The surgical profession is traditionally resistant to change, and its deeply hierarchical structure precludes cultural change from the bottom up. As a result, individuals may be reluctant or unable to confront perpetrators of discriminatory behavior due to fear of detrimental consequences to their future career, unless support from top-level faculty is visible and dependable.

(…) the chief barrier to medical professionalism education is unprofessional conduct by medical educators, which is protected by an established hierarchy of academic authority. Students feel no such protection, and the current structure of professionalism education and evaluation does more to harm students' virtue, confidence, and ethics than is generally acknowledged.[58]

It is imperative that the development and implementation of a comprehensive gender equity plan includes a strategy for leadership - outlining a top down approach to cultural change. Schools should collaborate closely with clinical attachments to develop and implement the plan.   

Medical school programs should develop a consensus statement outlining their commitment to pursuing improvements in gender equity and reducing gender-based barriers in medical school.  Schools should appoint an officer for gender equity responsible for overseeing and reporting on the implementation of the plan. Additionally, programs should incorporate gender equity goals into their institutional code of conduct and statement of expectations for students and faculty. 

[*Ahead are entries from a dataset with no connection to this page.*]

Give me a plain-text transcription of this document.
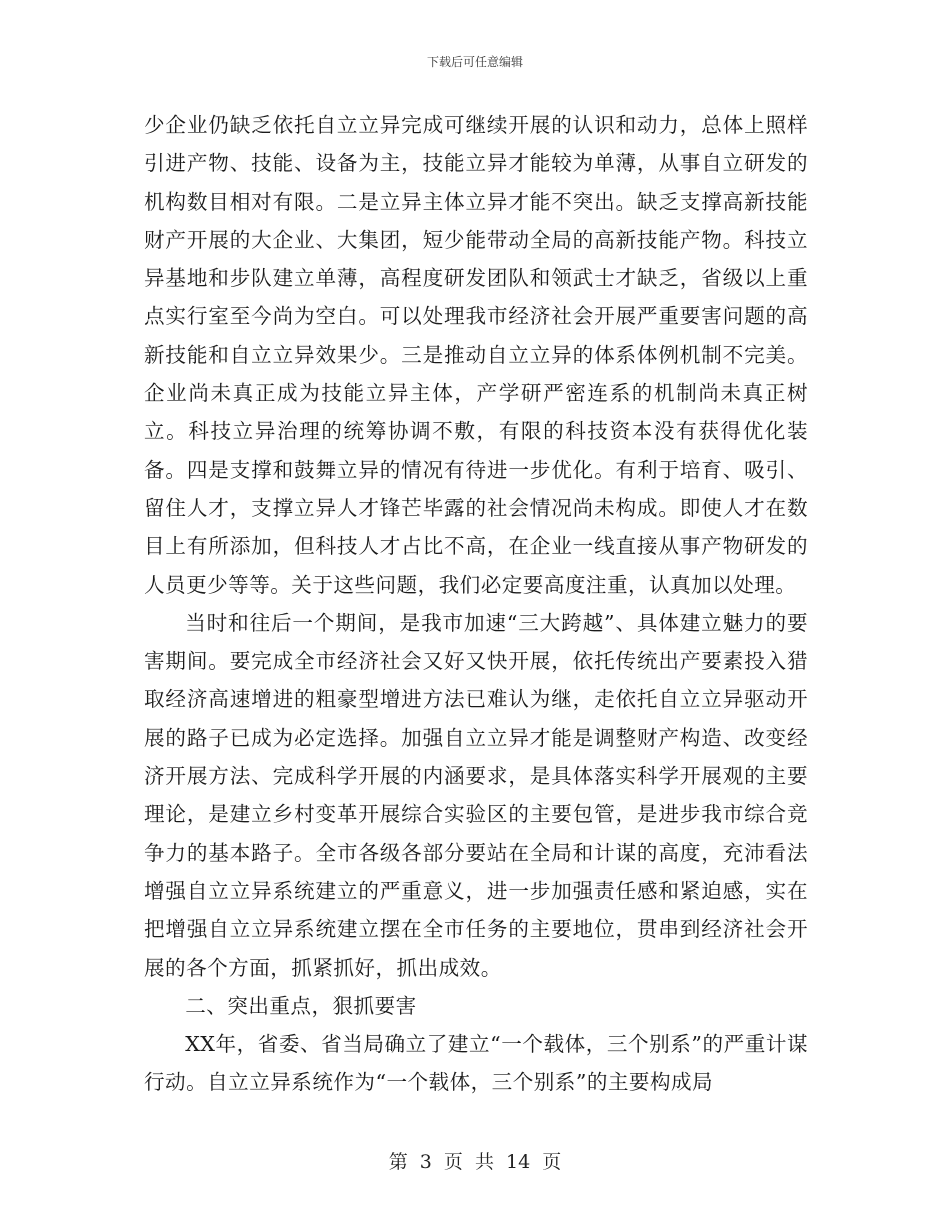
下载后可任意编辑

少企业仍缺乏依托自立立异完成可继续开展的认识和动力，总体上照样引进产物、技能、设备为主，技能立异才能较为单薄，从事自立研发的机构数目相对有限。二是立异主体立异才能不突出。缺乏支撑高新技能财产开展的大企业、大集团，短少能带动全局的高新技能产物。科技立异基地和步队建立单薄，高程度研发团队和领武士才缺乏，省级以上重点实行室至今尚为空白。可以处理我市经济社会开展严重要害问题的高新技能和自立立异效果少。三是推动自立立异的体系体例机制不完美。企业尚未真正成为技能立异主体，产学研严密连系的机制尚未真正树立。科技立异治理的统筹协调不敷，有限的科技资本没有获得优化装备。四是支撑和鼓舞立异的情况有待进一步优化。有利于培育、吸引、留住人才，支撑立异人才锋芒毕露的社会情况尚未构成。即使人才在数目上有所添加，但科技人才占比不高，在企业一线直接从事产物研发的人员更少等等。关于这些问题，我们必定要高度注重，认真加以处理。

当时和往后一个期间，是我市加速“三大跨越”、具体建立魅力的要害期间。要完成全市经济社会又好又快开展，依托传统出产要素投入猎取经济高速增进的粗豪型增进方法已难认为继，走依托自立立异驱动开展的路子已成为必定选择。加强自立立异才能是调整财产构造、改变经济开展方法、完成科学开展的内涵要求，是具体落实科学开展观的主要理论，是建立乡村变革开展综合实验区的主要包管，是进步我市综合竞争力的基本路子。全市各级各部分要站在全局和计谋的高度，充沛看法增强自立立异系统建立的严重意义，进一步加强责任感和紧迫感，实在把增强自立立异系统建立摆在全市任务的主要地位，贯串到经济社会开展的各个方面，抓紧抓好，抓出成效。

二、突出重点，狠抓要害

XX年，省委、省当局确立了建立“一个载体，三个别系”的严重计谋行动。自立立异系统作为“一个载体，三个别系”的主要构成局

第 3 页 共 14 页
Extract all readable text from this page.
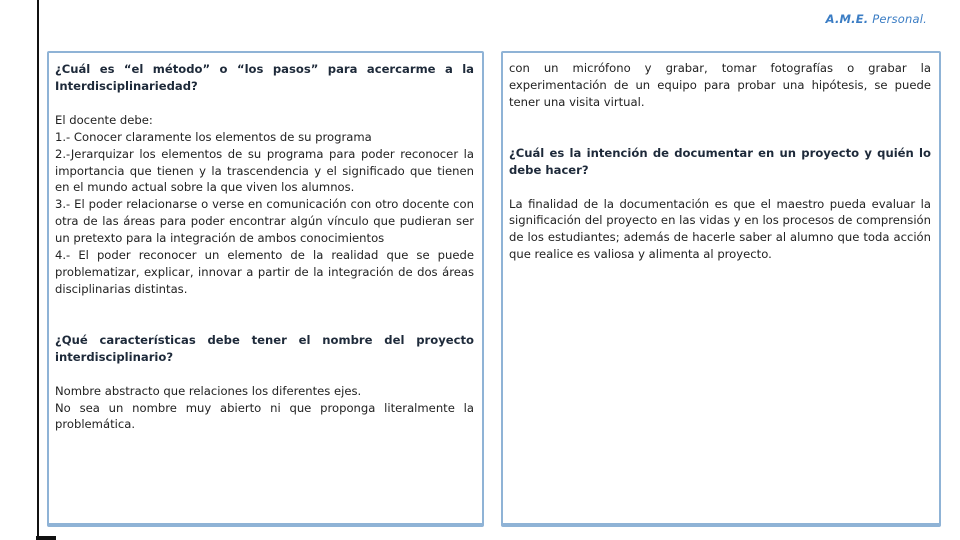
A.M.E. Personal.

¿Cuál es “el método” o “los pasos” para acercarme a la Interdisciplinariedad?

El docente debe:

1.- Conocer claramente los elementos de su programa

2.-Jerarquizar los elementos de su programa para poder reconocer la importancia que tienen y la trascendencia y el significado que tienen en el mundo actual sobre la que viven los alumnos.

3.- El poder relacionarse o verse en comunicación con otro docente con otra de las áreas para poder encontrar algún vínculo que pudieran ser un pretexto para la integración de ambos conocimientos

4.- El poder reconocer un elemento de la realidad que se puede problematizar, explicar, innovar a partir de la integración de dos áreas disciplinarias distintas.

¿Qué características debe tener el nombre del proyecto interdisciplinario?

Nombre abstracto que relaciones los diferentes ejes.

No sea un nombre muy abierto ni que proponga literalmente la problemática.

con un micrófono y grabar, tomar fotografías o grabar la experimentación de un equipo para probar una hipótesis, se puede tener una visita virtual.

¿Cuál es la intención de documentar en un proyecto y quién lo debe hacer?

La finalidad de la documentación es que el maestro pueda evaluar la significación del proyecto en las vidas y en los procesos de comprensión de los estudiantes; además de hacerle saber al alumno que toda acción que realice es valiosa y alimenta al proyecto.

Medical school leadership should be visible advocates of the program, actively engaging lower management and managing backlash, to ensure that the message is consistent– ‘we have a responsibility to ensure all students, regardless of gender, have equal opportunity to succeed in all aspects of medicine.’


This paper concludes that gendered perceptions of surgery are created and perpetuated in medical school and contribute to the rejection of surgical career options by graduating female medical students.

Medical schools have a responsibility to contribute to efforts to improve gender equity in the medical profession, especially in surgery, by fostering a more gender-neutral pattern of specialization in their graduating students.  This paper recommends that medical schools develop comprehensive gender equity policies to combat gendered stereotypes, eliminate gender discrimination and minimize the patterns of unconscious bias encountered in surgical education in medical school. 

 It must be reiterated that the success of the above policies is dependent on a simultaneous commitment by the surgical profession to address additional barriers faced by female students during and post surgical training. Collaboration and coordination with surgical leadership will be pivotal for increasing opportunities for females interested in surgery. Without substantive action from the surgical profession endeavors to combat negative perceptions of surgery will be in vain.  Visible action, in support of verbal commitments, is required to convince female students that the surgical profession is invested in the future of female surgeons.